Fortunately, she had a large group of volunteers who had helped her walk her guide dog (when she still had one) who visited her regularly and gave her some companionship and comfort in her latter years. Her close family had moved to Canada and only when she was very ill did we discover she had family members that lived close by but had never visited.
Some of the issues of loneliness and failing health were looked at in the book by Deborah Moggach, ‘The Best Exotic Marigold Hotel,’ Now, you wouldn’t expect these subjects to be a comedy would you? The thread of humour running through the book makes it easier to look at issues around old age which many of us shy away from. For those of you unfamiliar with the book, it’s about a group of British retirees who decide to spend their old age in a crumbling hotel-cum-care-home in Jaipur,India. Outsourcing the elderly proves to be a successful formula, giving most of the characters a new lease of life and love.
Although the film simplifies the book’s plot and gives some of the characters a major overhaul it remains true to the optimistic spirit of the original and I left the cinema feeling elated and full of hope. The formidable cast doesn’t disappoint; Judi Dench steals the show and Maggie Smith is brilliant as the curmudgeonly but loveable Muriel. Watch out for Penelope Wilton, a much underrated actor, who transforms the unlikeable Jean into a woman whose desperation about growing old and her failing marriage is palpable under a brittle veneer of happiness. This film crosses the generation divide in its appeal and in the later showing on Good Friday at my favourite Amsterdam cinema, The Movies, the audience were mainly in their twenties and thirties and included the glamorous Dutch actor, Katja Schuurman.

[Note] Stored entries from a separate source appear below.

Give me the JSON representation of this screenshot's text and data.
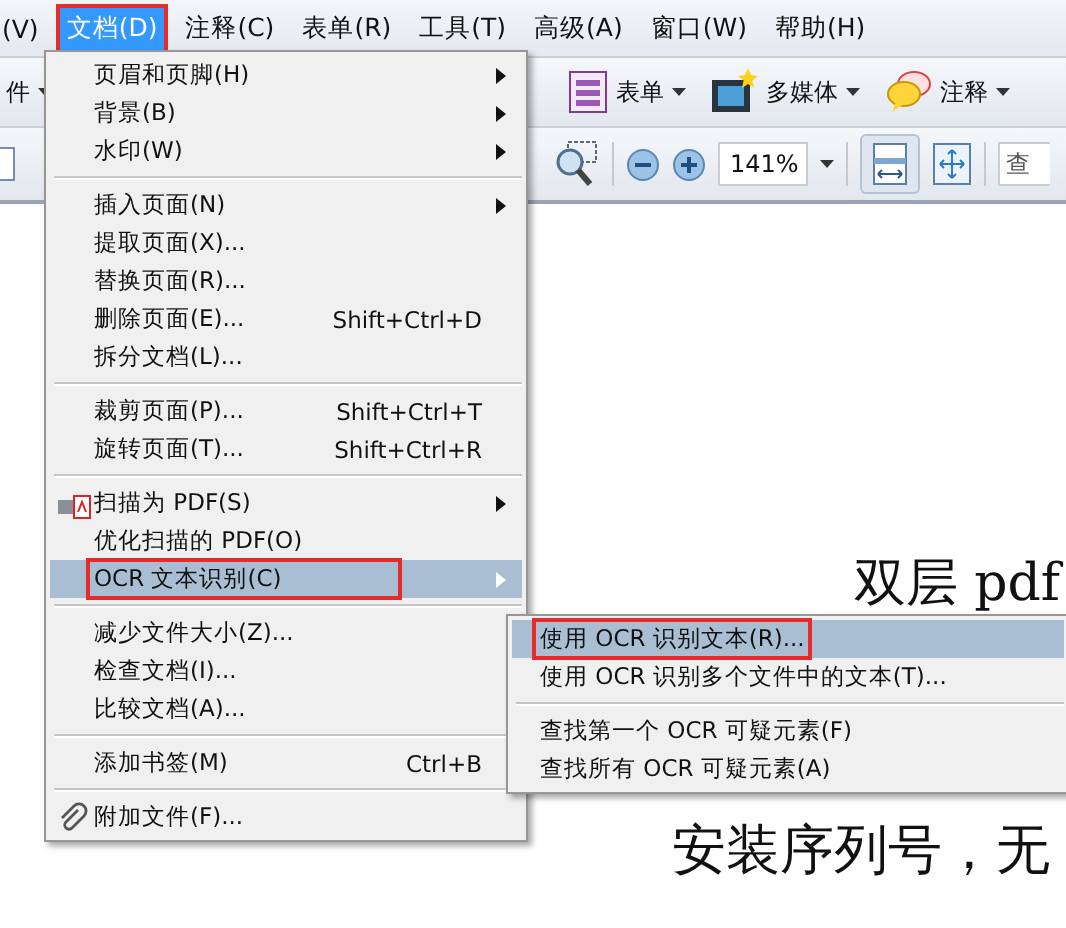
{
  "menubar": [
    {
      "label": "(V)",
      "selected": false,
      "highlighted": false
    },
    {
      "label": "文档(D)",
      "selected": true,
      "highlighted": true
    },
    {
      "label": "注释(C)",
      "selected": false,
      "highlighted": false
    },
    {
      "label": "表单(R)",
      "selected": false,
      "highlighted": false
    },
    {
      "label": "工具(T)",
      "selected": false,
      "highlighted": false
    },
    {
      "label": "高级(A)",
      "selected": false,
      "highlighted": false
    },
    {
      "label": "窗口(W)",
      "selected": false,
      "highlighted": false
    },
    {
      "label": "帮助(H)",
      "selected": false,
      "highlighted": false
    }
  ],
  "toolbar": {
    "row_1": [
      {
        "kind": "dropdown",
        "label": "件"
      },
      {
        "kind": "form",
        "label": "表单"
      },
      {
        "kind": "media",
        "label": "多媒体"
      },
      {
        "kind": "comment",
        "label": "注释"
      }
    ],
    "row_2": {
      "zoom": "141%",
      "search": "查",
      "fit_width_pressed": true
    }
  },
  "document": {
    "heading": "双层 pdf",
    "line": "安装序列号，无"
  },
  "menu": [
    {
      "kind": "item",
      "label": "页眉和页脚(H)",
      "submenu": true,
      "selected": false,
      "highlighted": false
    },
    {
      "kind": "item",
      "label": "背景(B)",
      "submenu": true,
      "selected": false,
      "highlighted": false
    },
    {
      "kind": "item",
      "label": "水印(W)",
      "submenu": true,
      "selected": false,
      "highlighted": false
    },
    {
      "kind": "separator"
    },
    {
      "kind": "item",
      "label": "插入页面(N)",
      "submenu": true,
      "selected": false,
      "highlighted": false
    },
    {
      "kind": "item",
      "label": "提取页面(X)...",
      "selected": false,
      "highlighted": false
    },
    {
      "kind": "item",
      "label": "替换页面(R)...",
      "selected": false,
      "highlighted": false
    },
    {
      "kind": "item",
      "label": "删除页面(E)...",
      "shortcut": "Shift+Ctrl+D",
      "selected": false,
      "highlighted": false
    },
    {
      "kind": "item",
      "label": "拆分文档(L)...",
      "selected": false,
      "highlighted": false
    },
    {
      "kind": "separator"
    },
    {
      "kind": "item",
      "label": "裁剪页面(P)...",
      "shortcut": "Shift+Ctrl+T",
      "selected": false,
      "highlighted": false
    },
    {
      "kind": "item",
      "label": "旋转页面(T)...",
      "shortcut": "Shift+Ctrl+R",
      "selected": false,
      "highlighted": false
    },
    {
      "kind": "separator"
    },
    {
      "kind": "scan",
      "label": "扫描为 PDF(S)",
      "submenu": true,
      "selected": false,
      "highlighted": false
    },
    {
      "kind": "item",
      "label": "优化扫描的 PDF(O)",
      "selected": false,
      "highlighted": false
    },
    {
      "kind": "item",
      "label": "OCR 文本识别(C)",
      "submenu": true,
      "selected": true,
      "highlighted": true
    },
    {
      "kind": "separator"
    },
    {
      "kind": "item",
      "label": "减少文件大小(Z)...",
      "selected": false,
      "highlighted": false
    },
    {
      "kind": "item",
      "label": "检查文档(I)...",
      "selected": false,
      "highlighted": false
    },
    {
      "kind": "item",
      "label": "比较文档(A)...",
      "selected": false,
      "highlighted": false
    },
    {
      "kind": "separator"
    },
    {
      "kind": "item",
      "label": "添加书签(M)",
      "shortcut": "Ctrl+B",
      "selected": false,
      "highlighted": false
    },
    {
      "kind": "separator"
    },
    {
      "kind": "attach",
      "label": "附加文件(F)...",
      "selected": false,
      "highlighted": false
    }
  ],
  "submenu": [
    {
      "kind": "item",
      "label": "使用 OCR 识别文本(R)...",
      "selected": true,
      "highlighted": true
    },
    {
      "kind": "item",
      "label": "使用 OCR 识别多个文件中的文本(T)...",
      "selected": false,
      "highlighted": false
    },
    {
      "kind": "separator"
    },
    {
      "kind": "item",
      "label": "查找第一个 OCR 可疑元素(F)",
      "selected": false,
      "highlighted": false
    },
    {
      "kind": "item",
      "label": "查找所有 OCR 可疑元素(A)",
      "selected": false,
      "highlighted": false
    }
  ]
}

Still, I can’t help thinking this far-fetched fantasy contrasts starkly with the reality of getting old. I don’t see many people hopping over to start a new life in India once they reach their seventies. The picture of a frail old lady sitting in the corner of a room, amongst her meagre possessions, listening non-stop to Radio Noord Holland and reliant on the kindness of strangers, strikes me as a truer picture of old age. Or am I just a pessimist?